Special Forces Commando Heston Russell and ABC Defamation Case
The public interest defence is a new defence for defamation law introduced in 2021 (see further details here). It has not been tested but any claims will come down to a question of reasonableness. Was it reasonable to present the material? If you look at the facts of the Russell Case, the source was not a witness to the allegation but heard something on the radio. Was this reasonable or the ABC to present this material?
Ben Roberts-Smith Defamation Case
This decision is tragic for Australia, and it proves yet again if you are going to sue for defamation “you better line up all your ducks!”
William Duma and Australian Financial Review
As written by Chris Merritt in the Australian (click here to read the whole article), the Australian Financial Review was ordered to pay $545,000 to the man it defamed: Papua New Guinea politician William Duma.
In the judgment, Federal Court Justice Anna Katzmann goes into excruciating detail about the journalistic methods of two AFR reporters, Angus Grigg and Jemima Whyte, who received leaked documents from confidential sources and wrote a series of articles about Duma and corruption in 2020. Grigg, the main author, contacted Duma before publication but Katzmann found Grigg’s emails had been misleading in important respects and the reporters “never invited him to respond to the allegations they intended to publish”. The judge considered it “improper, unjustifiable and lacking in bona fides” not to correct errors in the articles when they had been pointed out…
Because their articles contained “extremely serious defamatory imputations”, the judge believed they should have taken particular care to ensure the facts were fairly and accurately reported.
“The evidence disclosed they did no such thing,” the judgment says. “In several instances, and contrary to what was pleaded in the defence, the journalists testified that they did not believe that what they had written in the matters complained of was true. “In some instances, one or both of them conceded that statements they had made in the articles were not true,” the judgment says.
The media has complete control over something more decisive: its own procedures. When it comes to public interest journalism that means getting your facts right, getting the other side of the story, conducting yourself fairly and correcting errors promptly.
In the Duma case, none of those things happened at the Financial Review. That is why they lost.
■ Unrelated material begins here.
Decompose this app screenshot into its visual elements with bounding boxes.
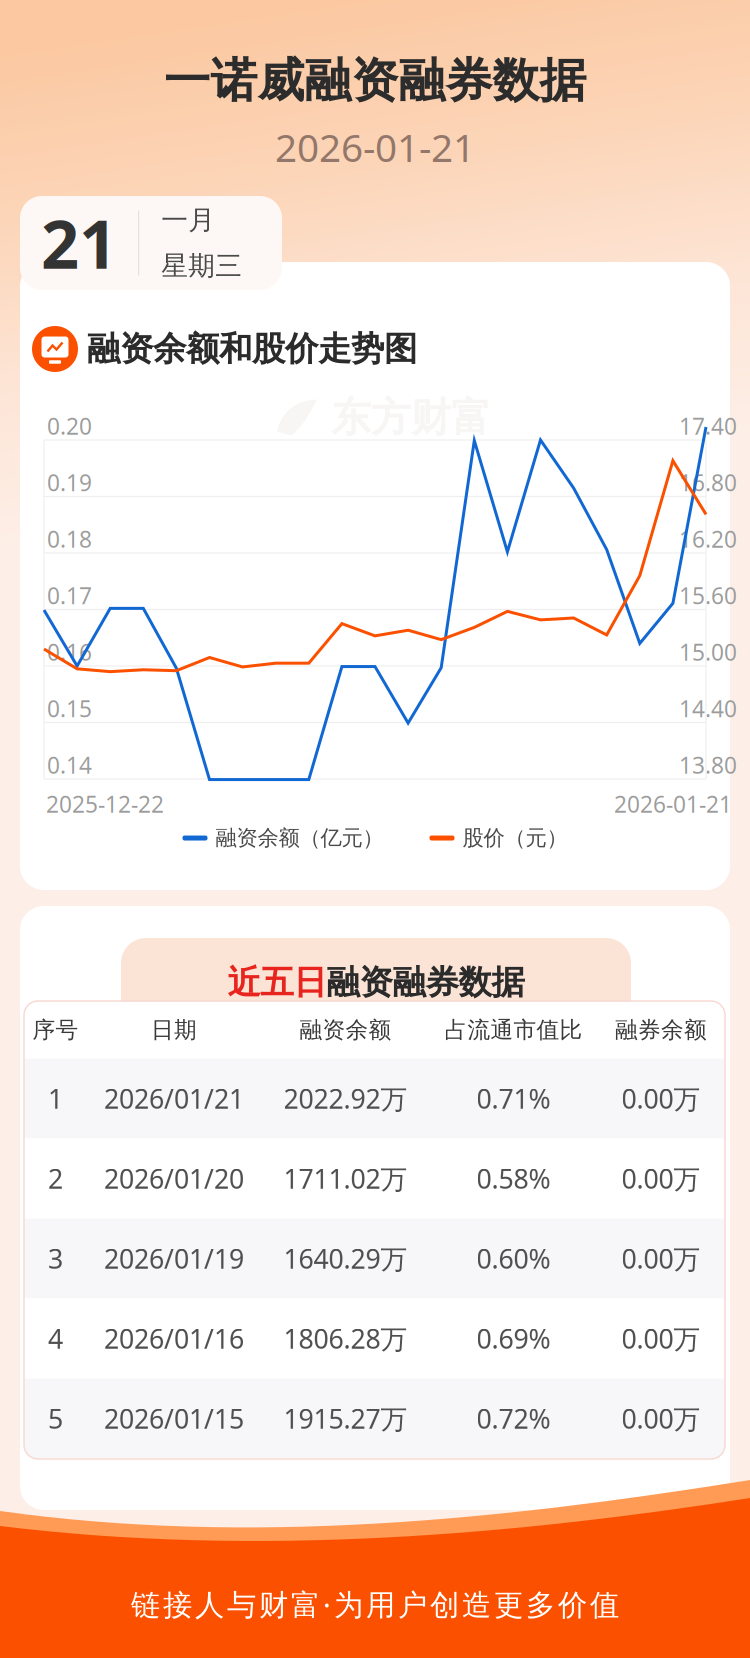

The newspaper did not seek to defend the truth of what it had published, choosing instead the defence of statutory qualified privilege which depended on proving that it had conducted itself reasonably.
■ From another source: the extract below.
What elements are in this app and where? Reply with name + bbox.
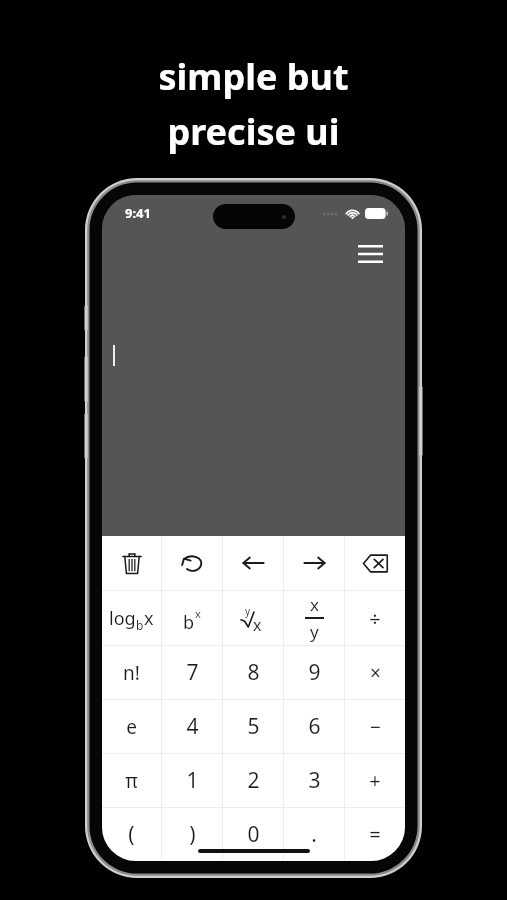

That failed because, according to the judgement, the reporters concerned did not take proper steps to verify the accuracy of the material upon which they relied, and while they sought comment from Duma about some things they intended to publish “they initially misled him and did not fairly publish the substance of his responses”.
These failings matter because public interest journalism is vital to free societies. It is the institutional version of freedom of expression.”